Kinetic characterization of a novel acid ectophosphatase from Enterobacter asburiae

Detalhes bibliográficos
Autor(a) principal: Sato, Vanessa Sayuri
Data de Publicação: 2016
Outros Autores: Galdiano Júnior, Renato F., Rodrigues, Gisele Regina, Lemos, Eliana G. M., Junior, João Martins Pizauro
Tipo de documento: Artigo
Idioma: eng
Título da fonte: Repositório Institucional da UNESP
Texto Completo: http://dx.doi.org/10.1007/s12275-015-5354-3
http://hdl.handle.net/11449/231367
Resumo: Expression of acid ectophosphatase by Enterobacter asburiae, isolated from Cattleya walkeriana (Orchidaceae) roots and identified by the 16S rRNA gene sequencing analysis, was strictly regulated by phosphorus ions, with its optimal activity being observed at an inorganic phosphate concentration of 7 mM. At the optimum pH 3.5, intact cells released p-nitrophenol at a rate of 350.76 ± 13.53 nmol of p-nitrophenolate (pNP)/min/108 cells.
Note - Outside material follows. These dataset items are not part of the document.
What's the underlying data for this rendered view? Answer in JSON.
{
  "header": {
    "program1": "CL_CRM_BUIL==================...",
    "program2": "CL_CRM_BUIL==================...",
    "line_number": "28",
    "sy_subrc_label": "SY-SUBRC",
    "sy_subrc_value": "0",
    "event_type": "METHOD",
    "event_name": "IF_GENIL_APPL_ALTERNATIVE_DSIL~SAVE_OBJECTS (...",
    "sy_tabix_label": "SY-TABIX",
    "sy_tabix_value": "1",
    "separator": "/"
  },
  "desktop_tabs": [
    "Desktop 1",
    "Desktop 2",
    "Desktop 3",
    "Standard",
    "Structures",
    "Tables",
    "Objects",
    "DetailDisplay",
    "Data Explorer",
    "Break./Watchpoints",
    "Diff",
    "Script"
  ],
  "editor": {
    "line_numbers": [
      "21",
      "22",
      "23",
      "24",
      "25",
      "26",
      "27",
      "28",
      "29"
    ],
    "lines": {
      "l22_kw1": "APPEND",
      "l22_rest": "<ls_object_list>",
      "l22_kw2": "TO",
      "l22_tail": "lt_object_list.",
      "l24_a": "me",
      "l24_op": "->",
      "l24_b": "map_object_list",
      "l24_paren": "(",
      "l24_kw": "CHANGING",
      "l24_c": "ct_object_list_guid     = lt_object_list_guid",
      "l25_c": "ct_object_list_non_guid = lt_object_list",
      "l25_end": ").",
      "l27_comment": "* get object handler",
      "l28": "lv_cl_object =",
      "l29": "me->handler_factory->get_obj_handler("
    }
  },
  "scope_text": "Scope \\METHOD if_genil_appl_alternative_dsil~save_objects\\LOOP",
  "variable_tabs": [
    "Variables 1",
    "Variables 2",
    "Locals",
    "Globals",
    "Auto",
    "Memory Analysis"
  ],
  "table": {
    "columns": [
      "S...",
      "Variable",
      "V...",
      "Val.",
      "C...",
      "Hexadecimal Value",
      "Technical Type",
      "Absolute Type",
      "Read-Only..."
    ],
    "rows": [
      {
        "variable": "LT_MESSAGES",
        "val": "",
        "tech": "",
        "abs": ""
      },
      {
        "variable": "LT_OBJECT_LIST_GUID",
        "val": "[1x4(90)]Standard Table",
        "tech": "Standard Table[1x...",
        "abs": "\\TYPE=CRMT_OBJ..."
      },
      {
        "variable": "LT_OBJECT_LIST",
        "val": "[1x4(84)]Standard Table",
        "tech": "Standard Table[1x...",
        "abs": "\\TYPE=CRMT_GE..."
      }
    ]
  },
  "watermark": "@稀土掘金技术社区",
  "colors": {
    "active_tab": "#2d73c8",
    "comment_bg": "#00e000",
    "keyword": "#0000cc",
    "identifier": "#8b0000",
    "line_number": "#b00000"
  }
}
The membrane-bound enzyme was obtained by centrifugation at 100,000 × g for 1 h at 4°C. p-Nitrophenylphosphate (pNPP) hydrolysis by the enzyme follows “Michaelis-Menten” kinetics with V = 61.2 U/mg and K0.5 = 60 μM, while ATP hydrolysis showed V = 19.7 U/mg, K0.5 = 110 μM, and nH = 1.6 and pyrophosphate hydrolysis showed V = 29.7 U/mg, K0.5 = 84 μM, and nH = 2.3. Arsenate and phosphate were competitive inhibitors with Ki = 0.6 mM and Ki = 1.8 mM, respectively. p-Nitrophenyl phosphatase (pNPPase) activity was inhibited by vanadate, while p-hydroxymercuribenzoate, EDTA, calcium, copper, and cobalt had no inhibitory effects. Magnesium ions were stimulatory (K0.5 = 2.2 mM and nH = 0.5). Production of an acid ectophosphatase can be a mechanism for the solubilization of mineral phosphates by microorganisms such as Enterobacter asburiae that are versatile in the solubilization of insoluble minerals, which, in turn, increases the availability of nutrients for plants, particularly in soils that are poor in phosphorus.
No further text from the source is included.